Monday, October 22, 2012

Puja literature: Duratar Janmabhumi/ Debesh Roy

Do you expect in a literary novel a low-down on World Bank, its past and present role in development of third-world countries? But this is exactly you get in Debesh Roy’s recent novel published in the autumn number of Aajkal.

Okay, the regular readers of this blog knows, during this puja time, every Bengali newspaper and periodical brings out its Puja issues, most of them tomes, comprising full-length novels, stories, memoir, poems, you name anything. Most of these are, needless to say, are shitheap. But if you trawl enough and in right places, you might come across a few gems here and there.

Debesh Roy is a world-class Bengali author. The octogenarian author, despite his odd allegiance to a degenerated leftist party, is wonderfully active and still evolving. Every year he comes up with a new innovative, almost original novel around this time. Too tempting for me.  In fact, I look forward to reading it every year.

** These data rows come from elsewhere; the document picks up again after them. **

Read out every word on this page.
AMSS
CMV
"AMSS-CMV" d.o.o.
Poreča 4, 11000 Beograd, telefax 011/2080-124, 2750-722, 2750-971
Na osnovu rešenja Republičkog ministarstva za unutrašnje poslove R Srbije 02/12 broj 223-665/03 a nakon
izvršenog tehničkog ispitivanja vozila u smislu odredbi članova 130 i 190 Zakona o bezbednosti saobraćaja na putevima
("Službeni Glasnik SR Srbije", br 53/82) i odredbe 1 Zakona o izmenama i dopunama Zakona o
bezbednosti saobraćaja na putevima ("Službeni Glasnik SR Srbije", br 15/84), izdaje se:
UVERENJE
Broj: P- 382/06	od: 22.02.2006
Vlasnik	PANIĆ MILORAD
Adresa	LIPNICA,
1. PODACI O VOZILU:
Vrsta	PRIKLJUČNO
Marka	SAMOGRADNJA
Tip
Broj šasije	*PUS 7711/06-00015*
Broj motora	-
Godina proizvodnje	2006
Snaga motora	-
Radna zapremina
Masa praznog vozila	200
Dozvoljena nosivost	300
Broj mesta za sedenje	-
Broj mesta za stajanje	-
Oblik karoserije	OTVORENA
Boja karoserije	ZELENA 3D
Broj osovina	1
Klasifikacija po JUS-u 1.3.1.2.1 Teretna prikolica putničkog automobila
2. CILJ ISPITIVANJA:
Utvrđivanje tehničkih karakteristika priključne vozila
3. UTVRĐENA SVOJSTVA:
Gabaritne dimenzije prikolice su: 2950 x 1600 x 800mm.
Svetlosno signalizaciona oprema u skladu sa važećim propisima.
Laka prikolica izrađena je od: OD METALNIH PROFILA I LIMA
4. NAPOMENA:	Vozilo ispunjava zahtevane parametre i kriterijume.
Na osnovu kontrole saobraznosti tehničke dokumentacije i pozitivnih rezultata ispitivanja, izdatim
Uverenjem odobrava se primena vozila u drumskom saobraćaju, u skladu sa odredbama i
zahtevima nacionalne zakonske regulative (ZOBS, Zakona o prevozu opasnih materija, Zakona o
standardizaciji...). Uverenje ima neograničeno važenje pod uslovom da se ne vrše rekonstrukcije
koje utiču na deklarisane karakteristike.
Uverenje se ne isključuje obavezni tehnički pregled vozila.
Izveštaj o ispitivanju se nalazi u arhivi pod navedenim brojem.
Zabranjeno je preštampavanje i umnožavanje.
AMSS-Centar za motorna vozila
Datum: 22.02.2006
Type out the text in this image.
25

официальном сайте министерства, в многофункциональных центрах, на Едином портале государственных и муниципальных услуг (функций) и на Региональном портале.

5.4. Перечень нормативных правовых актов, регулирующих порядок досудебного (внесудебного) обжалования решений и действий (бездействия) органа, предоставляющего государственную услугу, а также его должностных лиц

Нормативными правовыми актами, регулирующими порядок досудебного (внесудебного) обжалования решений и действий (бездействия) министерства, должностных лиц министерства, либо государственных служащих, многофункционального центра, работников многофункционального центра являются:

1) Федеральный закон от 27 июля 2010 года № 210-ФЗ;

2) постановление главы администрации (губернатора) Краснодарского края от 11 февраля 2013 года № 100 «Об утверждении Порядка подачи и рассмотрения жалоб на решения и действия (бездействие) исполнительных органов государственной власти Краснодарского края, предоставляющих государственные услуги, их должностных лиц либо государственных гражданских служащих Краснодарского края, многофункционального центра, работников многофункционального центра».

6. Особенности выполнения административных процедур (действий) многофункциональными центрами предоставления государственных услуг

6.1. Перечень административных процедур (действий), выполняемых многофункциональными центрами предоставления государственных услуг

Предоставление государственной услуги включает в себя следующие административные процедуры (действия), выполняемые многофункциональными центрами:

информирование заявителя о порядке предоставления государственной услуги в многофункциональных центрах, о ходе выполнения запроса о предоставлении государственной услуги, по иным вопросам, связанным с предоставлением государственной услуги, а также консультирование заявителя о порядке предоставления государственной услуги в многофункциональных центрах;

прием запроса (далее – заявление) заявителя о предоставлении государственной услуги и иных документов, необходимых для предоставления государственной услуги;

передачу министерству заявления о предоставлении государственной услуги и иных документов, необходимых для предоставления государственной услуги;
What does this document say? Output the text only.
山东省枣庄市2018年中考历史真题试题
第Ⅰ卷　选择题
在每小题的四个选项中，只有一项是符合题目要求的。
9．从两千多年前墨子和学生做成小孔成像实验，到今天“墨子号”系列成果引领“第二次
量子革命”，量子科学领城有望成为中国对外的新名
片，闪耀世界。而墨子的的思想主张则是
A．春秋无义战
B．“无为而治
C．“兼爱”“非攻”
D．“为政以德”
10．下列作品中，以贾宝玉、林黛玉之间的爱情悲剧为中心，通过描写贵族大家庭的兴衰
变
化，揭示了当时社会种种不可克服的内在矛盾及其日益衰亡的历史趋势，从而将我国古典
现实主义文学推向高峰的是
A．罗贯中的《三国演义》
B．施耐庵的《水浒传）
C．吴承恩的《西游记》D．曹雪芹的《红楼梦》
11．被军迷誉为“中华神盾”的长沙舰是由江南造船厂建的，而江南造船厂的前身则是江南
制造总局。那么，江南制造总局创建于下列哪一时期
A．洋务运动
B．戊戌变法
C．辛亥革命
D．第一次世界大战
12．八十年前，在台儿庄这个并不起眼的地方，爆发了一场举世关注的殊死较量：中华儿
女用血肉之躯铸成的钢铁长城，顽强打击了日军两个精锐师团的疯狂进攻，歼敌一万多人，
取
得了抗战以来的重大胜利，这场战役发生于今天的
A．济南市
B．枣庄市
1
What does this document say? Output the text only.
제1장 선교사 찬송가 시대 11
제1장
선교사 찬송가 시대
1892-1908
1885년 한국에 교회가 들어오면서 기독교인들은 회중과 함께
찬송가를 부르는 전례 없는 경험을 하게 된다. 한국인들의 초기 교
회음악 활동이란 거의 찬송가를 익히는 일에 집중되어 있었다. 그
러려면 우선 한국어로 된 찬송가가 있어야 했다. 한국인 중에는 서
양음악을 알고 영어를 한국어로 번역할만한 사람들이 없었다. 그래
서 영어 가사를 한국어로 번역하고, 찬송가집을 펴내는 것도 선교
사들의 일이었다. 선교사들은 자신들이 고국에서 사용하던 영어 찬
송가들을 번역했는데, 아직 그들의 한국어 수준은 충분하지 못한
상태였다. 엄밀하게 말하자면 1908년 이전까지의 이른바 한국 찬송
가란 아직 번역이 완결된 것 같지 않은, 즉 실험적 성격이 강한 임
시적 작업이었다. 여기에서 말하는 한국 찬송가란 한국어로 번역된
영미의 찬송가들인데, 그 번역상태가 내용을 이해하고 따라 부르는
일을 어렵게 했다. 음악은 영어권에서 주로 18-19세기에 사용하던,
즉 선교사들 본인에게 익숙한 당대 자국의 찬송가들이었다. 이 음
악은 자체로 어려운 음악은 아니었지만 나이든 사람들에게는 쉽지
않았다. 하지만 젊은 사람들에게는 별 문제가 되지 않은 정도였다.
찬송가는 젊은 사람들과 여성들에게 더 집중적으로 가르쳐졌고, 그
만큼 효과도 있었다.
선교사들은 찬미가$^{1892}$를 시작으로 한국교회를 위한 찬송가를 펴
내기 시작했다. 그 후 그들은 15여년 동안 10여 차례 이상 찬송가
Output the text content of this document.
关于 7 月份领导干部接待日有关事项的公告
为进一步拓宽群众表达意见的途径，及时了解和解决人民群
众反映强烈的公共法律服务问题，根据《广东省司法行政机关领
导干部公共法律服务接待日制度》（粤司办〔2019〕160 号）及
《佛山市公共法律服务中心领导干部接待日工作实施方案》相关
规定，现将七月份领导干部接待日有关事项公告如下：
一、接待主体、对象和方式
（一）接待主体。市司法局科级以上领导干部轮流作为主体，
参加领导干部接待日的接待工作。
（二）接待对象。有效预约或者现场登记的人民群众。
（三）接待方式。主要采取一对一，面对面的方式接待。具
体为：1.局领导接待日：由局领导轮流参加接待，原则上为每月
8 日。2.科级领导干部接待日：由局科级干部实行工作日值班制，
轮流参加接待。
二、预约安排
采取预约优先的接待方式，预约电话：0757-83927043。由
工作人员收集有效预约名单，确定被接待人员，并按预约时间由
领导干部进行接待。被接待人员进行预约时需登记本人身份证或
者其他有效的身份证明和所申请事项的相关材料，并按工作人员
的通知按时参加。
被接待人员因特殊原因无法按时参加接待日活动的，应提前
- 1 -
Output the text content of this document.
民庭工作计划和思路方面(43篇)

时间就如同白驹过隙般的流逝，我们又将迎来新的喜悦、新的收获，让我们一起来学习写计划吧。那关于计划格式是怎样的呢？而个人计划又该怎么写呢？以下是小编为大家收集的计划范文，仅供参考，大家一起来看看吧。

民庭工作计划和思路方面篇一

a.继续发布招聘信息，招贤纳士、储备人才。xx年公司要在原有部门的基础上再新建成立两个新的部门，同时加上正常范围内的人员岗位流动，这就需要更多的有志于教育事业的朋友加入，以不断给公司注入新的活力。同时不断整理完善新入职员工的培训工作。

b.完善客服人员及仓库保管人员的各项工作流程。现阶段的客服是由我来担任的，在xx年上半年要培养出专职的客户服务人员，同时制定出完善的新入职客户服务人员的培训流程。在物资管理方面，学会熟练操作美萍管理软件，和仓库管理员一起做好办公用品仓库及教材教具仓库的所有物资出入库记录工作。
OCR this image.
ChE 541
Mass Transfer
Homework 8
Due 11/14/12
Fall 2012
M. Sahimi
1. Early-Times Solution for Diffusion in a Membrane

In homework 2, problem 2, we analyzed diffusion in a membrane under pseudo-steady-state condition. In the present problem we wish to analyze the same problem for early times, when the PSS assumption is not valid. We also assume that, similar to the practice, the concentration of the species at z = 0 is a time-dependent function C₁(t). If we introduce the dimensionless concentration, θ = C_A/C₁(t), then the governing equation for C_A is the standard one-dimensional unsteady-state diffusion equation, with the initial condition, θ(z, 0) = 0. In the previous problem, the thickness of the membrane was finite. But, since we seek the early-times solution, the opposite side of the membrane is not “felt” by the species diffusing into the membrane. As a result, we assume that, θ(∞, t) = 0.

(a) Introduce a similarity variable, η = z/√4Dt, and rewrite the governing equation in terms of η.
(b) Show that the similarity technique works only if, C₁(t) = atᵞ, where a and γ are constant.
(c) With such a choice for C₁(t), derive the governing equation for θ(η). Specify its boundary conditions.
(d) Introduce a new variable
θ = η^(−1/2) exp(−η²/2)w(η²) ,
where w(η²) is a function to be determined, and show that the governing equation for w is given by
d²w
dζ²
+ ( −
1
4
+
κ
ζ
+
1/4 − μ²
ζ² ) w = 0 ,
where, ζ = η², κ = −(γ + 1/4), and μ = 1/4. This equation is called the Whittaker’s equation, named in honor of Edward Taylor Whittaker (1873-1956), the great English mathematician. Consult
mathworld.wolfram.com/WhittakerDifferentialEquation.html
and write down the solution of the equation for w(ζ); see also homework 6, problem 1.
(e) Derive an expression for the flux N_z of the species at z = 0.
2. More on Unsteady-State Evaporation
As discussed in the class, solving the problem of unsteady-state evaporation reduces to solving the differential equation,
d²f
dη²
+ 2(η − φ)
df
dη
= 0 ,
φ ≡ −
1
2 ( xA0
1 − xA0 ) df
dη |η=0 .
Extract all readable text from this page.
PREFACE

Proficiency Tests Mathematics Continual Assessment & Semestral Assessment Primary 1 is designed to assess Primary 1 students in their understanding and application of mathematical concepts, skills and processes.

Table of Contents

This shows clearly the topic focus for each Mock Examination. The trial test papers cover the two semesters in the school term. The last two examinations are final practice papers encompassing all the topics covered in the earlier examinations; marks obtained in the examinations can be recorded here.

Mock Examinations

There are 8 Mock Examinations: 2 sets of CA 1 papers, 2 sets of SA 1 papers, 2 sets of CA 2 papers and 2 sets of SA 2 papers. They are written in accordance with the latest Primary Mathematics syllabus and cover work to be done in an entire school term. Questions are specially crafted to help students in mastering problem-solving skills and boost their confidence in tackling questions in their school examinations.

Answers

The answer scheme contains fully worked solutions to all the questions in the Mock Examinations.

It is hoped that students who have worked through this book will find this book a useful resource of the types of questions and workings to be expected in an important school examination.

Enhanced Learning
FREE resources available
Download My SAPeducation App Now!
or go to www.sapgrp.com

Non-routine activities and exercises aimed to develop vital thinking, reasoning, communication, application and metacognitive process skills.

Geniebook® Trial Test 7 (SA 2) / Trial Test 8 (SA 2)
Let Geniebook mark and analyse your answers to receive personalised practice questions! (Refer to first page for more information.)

The protagonist of this year’s novel Duratar Janmabhumi is a Harvard-educated economist, a Bangladeshi Muslim, now an American citizen. Zedda Matlab, Zet to his friends and colleagues, was an university teacher at first, then worked for the World Bank with its various development projects in Somalia, Indonesia and other third-world countries, and now makes a living by providing “economic intelligence” to institutions or bodies who work in various poor countries with  hidden political agendas.

The novel opens with Zet’s landing at Dacca airport with Alice, his live-in partner. He is returning to his country after thirty years, but on an espionage job: he is assigned to find out why the bridge over the Padma is lying stalled and unfinished. He wanted to do it under cover, but in his hurry he exposes himself, and hurts an old man who is shocked by Zet’s attitude with regard to the country in which he was born and raised.

Now, for Bengali novels or should I say for those of any languge, it’s a great theme.  And if you see an essay-type insertion on World Bank  in the middle of the novel, it is just apt and you have nothing to complain.

But what astounds me is the readabilty of the book. It is such an effortless and smooth read that you can’t simply put it down.

To conclude, Debesh Roy is continually pushing the boundary of  literature – Bengali literature in particular, and world literature in general -  with his inimitable narrative. My kudos to him.